In order to compile proceedings in TALN-archives format, one needs to set up the corresponding option in config.toml:
out_format = "taln" # Output format
Overview of the process#
Concretely taln2x will compute, a directory having the following structure:
. ├── actes | ├── taln-2023-long-001.pdf #Pdf of paper 001 | └── taln-2023-long-002.pdf #Pdf of paper 002, etc. ├── bib | ├── taln-2023-long-001.bib #Bib of paper 001 | └── taln-2023-long-002.bib #Bib of paper 002, etc. ├── taln-2023.bib #Bib of all papers └── taln-2023.xml #Event metadata
It will contain the conference metadata in both XML and Bib format, and the papers data in Bib and Pdf formats.
Please note that all tracks will be merged in a single event.
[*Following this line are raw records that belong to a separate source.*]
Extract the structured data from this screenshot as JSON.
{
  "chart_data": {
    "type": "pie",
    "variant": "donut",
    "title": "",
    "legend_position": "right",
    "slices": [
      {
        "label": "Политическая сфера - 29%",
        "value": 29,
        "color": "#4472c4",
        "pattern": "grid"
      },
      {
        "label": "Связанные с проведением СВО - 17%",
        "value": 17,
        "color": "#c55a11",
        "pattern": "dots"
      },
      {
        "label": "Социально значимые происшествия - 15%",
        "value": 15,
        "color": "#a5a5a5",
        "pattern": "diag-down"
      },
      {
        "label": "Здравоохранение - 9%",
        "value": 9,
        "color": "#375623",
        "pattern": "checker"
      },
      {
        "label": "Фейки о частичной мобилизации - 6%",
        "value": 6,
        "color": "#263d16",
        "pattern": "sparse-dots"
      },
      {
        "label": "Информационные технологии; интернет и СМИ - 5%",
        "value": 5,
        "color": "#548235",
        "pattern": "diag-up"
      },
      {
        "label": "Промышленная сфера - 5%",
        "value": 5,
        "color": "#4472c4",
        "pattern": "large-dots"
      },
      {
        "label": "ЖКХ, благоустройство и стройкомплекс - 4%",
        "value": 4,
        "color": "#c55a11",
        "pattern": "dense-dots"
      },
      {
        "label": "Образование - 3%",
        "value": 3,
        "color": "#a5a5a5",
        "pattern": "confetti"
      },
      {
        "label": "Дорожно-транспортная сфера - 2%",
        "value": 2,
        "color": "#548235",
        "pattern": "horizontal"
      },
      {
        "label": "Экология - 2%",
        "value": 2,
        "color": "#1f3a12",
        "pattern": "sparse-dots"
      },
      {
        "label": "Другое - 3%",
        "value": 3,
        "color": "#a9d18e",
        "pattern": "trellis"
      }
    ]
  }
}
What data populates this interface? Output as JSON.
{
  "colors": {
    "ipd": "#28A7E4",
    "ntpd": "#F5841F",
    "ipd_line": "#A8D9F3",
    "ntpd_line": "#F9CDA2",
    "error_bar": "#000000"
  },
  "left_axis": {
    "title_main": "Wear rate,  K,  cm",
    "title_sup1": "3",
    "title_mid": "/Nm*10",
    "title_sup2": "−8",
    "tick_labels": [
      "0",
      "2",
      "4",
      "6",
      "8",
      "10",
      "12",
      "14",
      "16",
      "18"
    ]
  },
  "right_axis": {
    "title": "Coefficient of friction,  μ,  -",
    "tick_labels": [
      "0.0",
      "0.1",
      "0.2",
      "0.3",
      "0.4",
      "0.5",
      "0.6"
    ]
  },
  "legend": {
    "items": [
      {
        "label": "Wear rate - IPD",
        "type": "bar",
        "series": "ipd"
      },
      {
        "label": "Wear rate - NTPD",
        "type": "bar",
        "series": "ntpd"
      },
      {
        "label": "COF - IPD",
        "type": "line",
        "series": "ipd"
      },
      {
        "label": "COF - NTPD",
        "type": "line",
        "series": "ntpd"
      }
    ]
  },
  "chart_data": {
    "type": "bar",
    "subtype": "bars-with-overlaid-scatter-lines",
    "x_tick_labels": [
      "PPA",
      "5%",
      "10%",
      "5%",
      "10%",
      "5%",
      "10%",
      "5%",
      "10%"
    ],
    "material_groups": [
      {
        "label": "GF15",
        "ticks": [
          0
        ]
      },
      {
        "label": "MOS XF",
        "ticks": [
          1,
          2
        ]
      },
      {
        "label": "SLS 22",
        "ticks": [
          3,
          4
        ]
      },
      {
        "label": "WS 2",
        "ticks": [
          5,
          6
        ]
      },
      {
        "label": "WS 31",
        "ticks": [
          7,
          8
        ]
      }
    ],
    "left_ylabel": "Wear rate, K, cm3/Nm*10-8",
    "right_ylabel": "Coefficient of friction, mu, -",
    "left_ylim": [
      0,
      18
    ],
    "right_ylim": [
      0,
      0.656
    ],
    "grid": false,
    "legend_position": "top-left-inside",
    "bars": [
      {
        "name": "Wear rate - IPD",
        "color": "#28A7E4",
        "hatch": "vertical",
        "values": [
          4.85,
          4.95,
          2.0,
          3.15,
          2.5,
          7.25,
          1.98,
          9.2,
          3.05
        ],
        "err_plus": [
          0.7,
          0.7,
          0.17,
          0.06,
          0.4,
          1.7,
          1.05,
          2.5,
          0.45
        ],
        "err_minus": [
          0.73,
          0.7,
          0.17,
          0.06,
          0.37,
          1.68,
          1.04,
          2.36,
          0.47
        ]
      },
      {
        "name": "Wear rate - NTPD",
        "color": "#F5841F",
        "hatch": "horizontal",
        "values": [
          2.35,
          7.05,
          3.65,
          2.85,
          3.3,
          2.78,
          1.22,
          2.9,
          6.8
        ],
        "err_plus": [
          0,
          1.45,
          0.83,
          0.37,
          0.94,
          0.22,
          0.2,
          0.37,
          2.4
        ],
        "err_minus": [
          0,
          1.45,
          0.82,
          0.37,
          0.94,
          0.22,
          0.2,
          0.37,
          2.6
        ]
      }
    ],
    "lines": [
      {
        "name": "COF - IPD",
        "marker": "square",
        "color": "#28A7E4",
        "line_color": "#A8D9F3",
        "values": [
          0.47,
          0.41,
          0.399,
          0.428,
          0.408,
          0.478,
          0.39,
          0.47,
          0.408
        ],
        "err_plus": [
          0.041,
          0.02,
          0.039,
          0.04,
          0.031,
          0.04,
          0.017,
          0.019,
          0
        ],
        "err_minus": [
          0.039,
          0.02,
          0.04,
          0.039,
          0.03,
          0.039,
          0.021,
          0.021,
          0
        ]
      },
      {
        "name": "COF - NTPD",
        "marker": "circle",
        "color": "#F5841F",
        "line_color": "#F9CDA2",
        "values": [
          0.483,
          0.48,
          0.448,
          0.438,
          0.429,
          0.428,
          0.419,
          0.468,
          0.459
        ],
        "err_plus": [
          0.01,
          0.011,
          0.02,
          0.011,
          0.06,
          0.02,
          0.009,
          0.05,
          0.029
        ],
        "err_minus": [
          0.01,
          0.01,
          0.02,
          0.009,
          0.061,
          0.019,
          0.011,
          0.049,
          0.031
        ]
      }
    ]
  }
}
Should you want to compile separate directories for tracks, you will need to comment out tracks in event.yml so that each track is compiled in a separate run of taln2x.
Using TALN-archives format as an input format#
Please note that the TALN-archives were used to ingest TALN and RECITAL conferences which took place before 2012 to the ACL anthology. To do so, taln2x was extended in order to be able not only to compile but also to parse proceedings in TALN-archives format.
To use this feature, just add the path to the conference XML file in config.toml as follows:
xml_file = "/tmp/TALN-2001/taln-2001.xml"